Secretário de Educação discute proposta de PPP com escolas

Foto: Rafaella Zanol/Gcom.

Para discutir e esclarecer dúvidas sobre a proposta de adesão ao modelo de Parceria Público Privada (PPP), o secretário de Estado de Educação, Marco Marrafon, se reuniu com os professores, diretores e estudantes da Escola Estadual Presidente Médici durante toda esta terça-feira (24.05). Pela manhã, ele conversou com os docentes e direção e à tarde, com líderes de 25 turmas do período vespertino da unidade.

Antes de abrir para perguntas, Marrafon esclareceu que o Governo de Mato Grosso não vai privatizar escolas, ao contrário do que tem sido divulgado. “Na privatização, o ente público vende um bem para a iniciativa privada. O que estamos propondo é uma parceria entre o público e privado, de maneira que o bem continua sendo do estado. Portanto, as escolas não serão vendidas para as empresas”, frisou o secretário.

Ele destacou ainda todas as fases que devem ser seguidas pelo órgão interessado em implantar uma PPP. “A empresa que manifestou interesse em abril fará a modelagem de um projeto, sem custos para o Estado, justamente para ser colocado em discussão. Depois de passar por consulta e audiências públicas com a comunidade escolar, caso seja aprovado, aí sim é lançado edital de licitação para contratação da empresa que vai construir, reformar e fazer a gestão de serviços das unidades previstas neste primeiro momento”. Explicou também que se a sociedade entender que não é o melhor modelo, não se faz a licitação para implantação da PPP.
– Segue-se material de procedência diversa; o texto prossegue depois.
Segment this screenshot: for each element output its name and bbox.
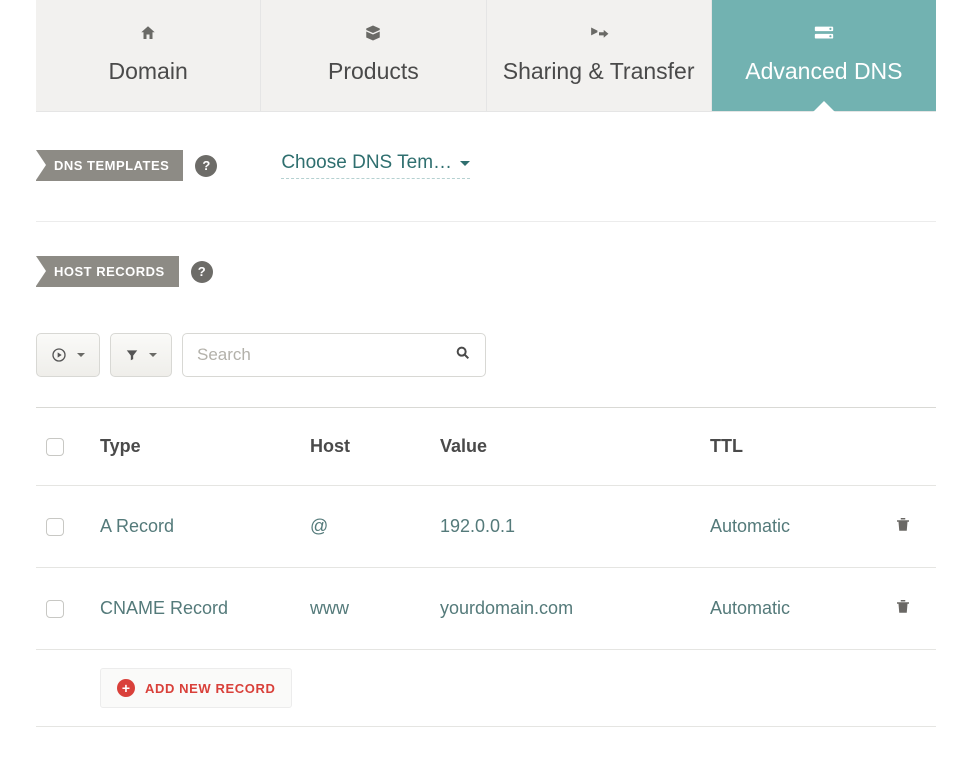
tab-label: Domain — [108, 58, 187, 84]
cell-host[interactable]: www — [310, 598, 440, 619]
help-icon[interactable]: ? — [195, 155, 217, 177]
row-checkbox[interactable] — [46, 600, 64, 618]
cell-value[interactable]: 192.0.0.1 — [440, 516, 710, 537]
share-icon — [487, 24, 711, 44]
cell-ttl[interactable]: Automatic — [710, 598, 860, 619]
server-icon — [712, 24, 936, 44]
chevron-down-icon — [460, 161, 470, 166]
records-toolbar — [36, 333, 936, 377]
cell-type[interactable]: CNAME Record — [100, 598, 310, 619]
trash-icon — [894, 514, 912, 534]
table-row: A Record @ 192.0.0.1 Automatic — [36, 486, 936, 568]
chevron-down-icon — [149, 353, 157, 357]
cell-ttl[interactable]: Automatic — [710, 516, 860, 537]
search-icon[interactable] — [455, 345, 471, 366]
tab-label: Sharing & Transfer — [503, 58, 695, 84]
divider — [36, 221, 936, 222]
cell-host[interactable]: @ — [310, 516, 440, 537]
row-checkbox[interactable] — [46, 518, 64, 536]
chevron-down-icon — [77, 353, 85, 357]
host-records-table: Type Host Value TTL A Record @ 192.0.0.1… — [36, 407, 936, 727]
add-new-record-button[interactable]: + ADD NEW RECORD — [100, 668, 292, 708]
host-records-section: HOST RECORDS ? — [36, 256, 936, 287]
delete-row-button[interactable] — [894, 596, 912, 621]
filter-icon — [125, 348, 139, 362]
table-header-row: Type Host Value TTL — [36, 408, 936, 486]
plus-icon: + — [117, 679, 135, 697]
dns-templates-section: DNS TEMPLATES ? Choose DNS Tem… — [36, 150, 936, 181]
table-row: CNAME Record www yourdomain.com Automati… — [36, 568, 936, 650]
add-row-area: + ADD NEW RECORD — [36, 650, 936, 727]
home-icon — [36, 24, 260, 44]
tab-sharing-transfer[interactable]: Sharing & Transfer — [487, 0, 712, 111]
choose-dns-template-dropdown[interactable]: Choose DNS Tem… — [281, 152, 470, 179]
col-header-value: Value — [440, 436, 710, 457]
search-input[interactable] — [197, 345, 455, 365]
col-header-host: Host — [310, 436, 440, 457]
tab-advanced-dns[interactable]: Advanced DNS — [712, 0, 936, 111]
box-icon — [261, 24, 485, 44]
play-circle-icon — [51, 347, 67, 363]
section-label-dns-templates: DNS TEMPLATES — [36, 150, 183, 181]
delete-row-button[interactable] — [894, 514, 912, 539]
tab-bar: Domain Products Sharing & Transfer Advan… — [36, 0, 936, 112]
cell-value[interactable]: yourdomain.com — [440, 598, 710, 619]
col-header-ttl: TTL — [710, 436, 860, 457]
add-button-label: ADD NEW RECORD — [145, 681, 275, 696]
tab-domain[interactable]: Domain — [36, 0, 261, 111]
section-label-host-records: HOST RECORDS — [36, 256, 179, 287]
dropdown-label: Choose DNS Tem… — [281, 152, 452, 174]
tab-label: Advanced DNS — [745, 58, 902, 84]
select-all-checkbox[interactable] — [46, 438, 64, 456]
col-header-type: Type — [100, 436, 310, 457]
tab-products[interactable]: Products — [261, 0, 486, 111]
search-box — [182, 333, 486, 377]
help-icon[interactable]: ? — [191, 261, 213, 283]
actions-dropdown-button[interactable] — [36, 333, 100, 377]
trash-icon — [894, 596, 912, 616]
cell-type[interactable]: A Record — [100, 516, 310, 537]
filter-dropdown-button[interactable] — [110, 333, 172, 377]
tab-label: Products — [328, 58, 419, 84]
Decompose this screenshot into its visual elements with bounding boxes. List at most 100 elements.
Economia e avaliação do serviço

Além disso, o secretário ressaltou que com o estabelecimento de parceria público privada o Estado terá uma economia de 20% no custeio com infraestrutura, como construção, reforma de escolas e pequenos reparos. Com isso, será possível aumentar os investimentos na valorização dos professores, resultando em melhor qualidade de ensino. “O pagamento na PPP é feito em longo prazo, durante a vigência do contrato, que varia de cinco a 35 anos. Além disso, se ganha em agilidade, pois ao invés de licitar vários contratos, um para cada obra, esta licitação ocorre apenas uma vez e a empresa executa todas as obras descritas no projeto”.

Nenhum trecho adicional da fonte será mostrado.